Medical image segmentation

Medical image segmentation can extract accurate, repeatable and quantitative pathological and physiological data to meet the needs of different biomedical researches and clinical applications. Therefore, image segmentation is widely used in various fields of medicine to assist in the diagnosis of diseases. Xiang et al. [34] proposed an NLCE module to combat disturbances, this module aggregated global context information and spatial dependencies to improve the robustness of medical image segmentation models. Cheng et al. [35] proposed a domain‐adaptive model called SIFA, which solved the domain shift problem from two aspects of feature and image under unsupervised conditions. Zhao et al. [36] proposed an automatic data augmentation model that could use the labelled data to synthesize other annotations, thereby saving a lot of time. Qin et al. [37] proposed a self‐focusing convolution structure to generate more detailed features through the dilated convolution and attention mechanism. The impact of diabetes on vision can be checked through the detection of digital retinal images, thereby reducing the risk of blindness in patients. Jen et al. [38] proposed a ten‐layer convolutional neural network to automatically discriminate and segment haemorrhages, exudates, and micro‐aneurysms. Gaál et al. [15] proposed a new lung segmentation method that used an adversarial critic model and an advanced fully convolutional network, this model had good robustness on different datasets. Ref. [16] used two deep convolutional neural networks for lung segmentation and solved the problem of dense abnormalities in chest X‐rays.
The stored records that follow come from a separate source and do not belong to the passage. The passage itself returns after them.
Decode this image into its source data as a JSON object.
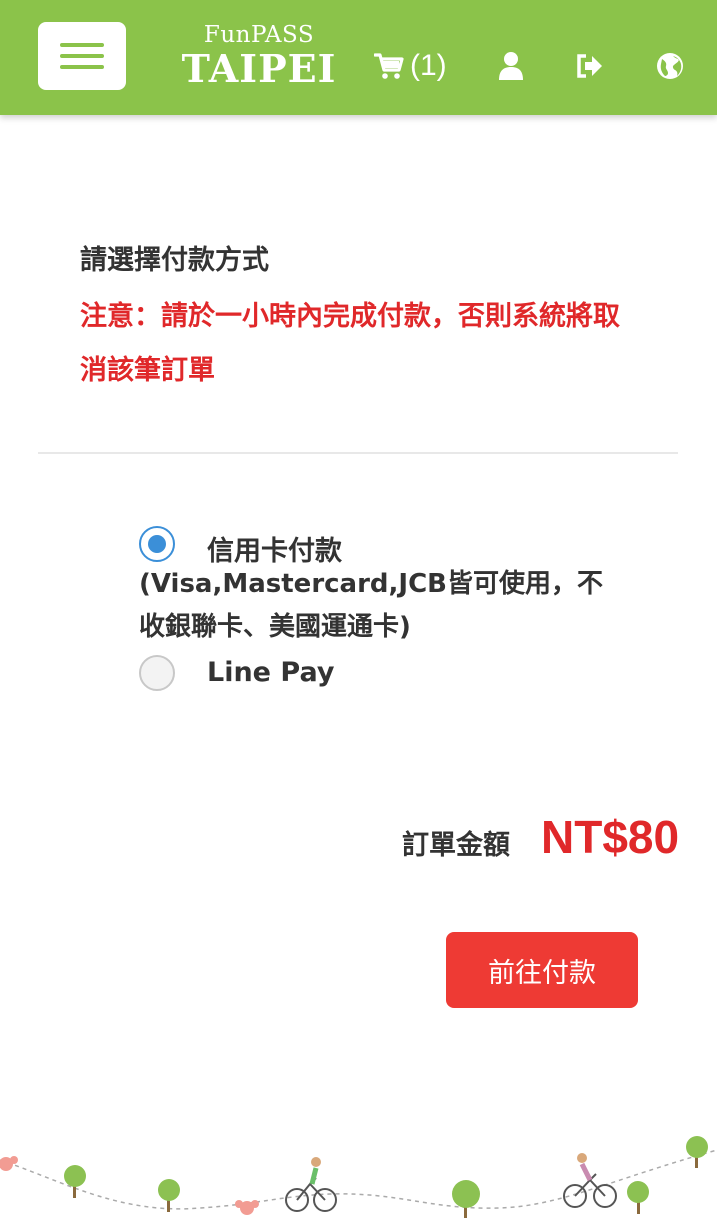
{
  "header": {
    "logo_top": "FunPASS",
    "logo_bottom": "TAIPEI",
    "cart_count": "(1)",
    "brand_color": "#8bc34a",
    "icons": [
      "menu-icon",
      "cart-icon",
      "user-icon",
      "logout-icon",
      "globe-icon"
    ]
  },
  "payment": {
    "title": "請選擇付款方式",
    "warning": "注意：請於一小時內完成付款，否則系統將取消該筆訂單",
    "options": [
      {
        "label": "信用卡付款",
        "sublabel": "(Visa,Mastercard,JCB皆可使用，不收銀聯卡、美國運通卡)",
        "selected": true
      },
      {
        "label": "Line Pay",
        "selected": false
      }
    ]
  },
  "order": {
    "total_label": "訂單金額",
    "total_amount": "NT$80"
  },
  "actions": {
    "pay_label": "前往付款",
    "pay_color": "#ee3a34"
  },
  "colors": {
    "accent_red": "#e0282a",
    "radio_blue": "#3b8fd8"
  }
}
COVID‐19 image segmentation

Recently, there have been many studies on COVID‐19 infection segmentation. Fan et al. [39] proposed a new weakly supervised learning method to conduct a binary segmentation experiment on the public dataset COVID‐SemiSeg. And the network combined FCNs to perform multi‐class segmentation. Wang et al. [40] proposed a new model called COPLE‐Net, it exploited a self‐ensembling framework and a noise‐robust Dice loss to improve the segmentation capability. And 76,250 CT slices from 558 patients were used for experiments, the dice coefficient is 0.8072. Another deep learning model, named MiniSeg, proposed by Yu et al. [41], only had 472K parameters and could be quickly retrained by other COVID‐19 datasets. The DSC in this paper achieved 0.7728. Wu et al. [42] proposed the JCS system, which included a classification model and a segmentation model. The classification model was used to judge whether the people is sick, and the segmentation model was used to determine the location of the lesion. The dataset was 3855 CT slices from 200 patients and the dice similarity coefficient was 0.783. The authors of [43] proposed a model called EDANet, which used a dual attention module of channel and position with low computational complexity. This paper also constructed the first web‐based application to detect COVID‐19 from CXR images, which could help clinicians make diagnosis through any device. Yan et al. [44] introduced a feature variation (FV) block in the proposed network to enhance feature representation capability and segmentation performance. The DSC reached to 0.726 of 21,658 CT slices from 861 patients. Ref. [45] used the deep convolutional neural network and medical knowledge to diagnose early COVID‐19 in chest X‐rays. It employed 316 X‐ray images, of which 253 were positive. The proposed method achieved superior performance of 96% accuracy. Laradji et al. [46] proposed a weakly supervised learning algorithm, which performed point‐level annotations on CT images and used a consistency‐based loss function for training. The dice coefficient obtained is 0.73.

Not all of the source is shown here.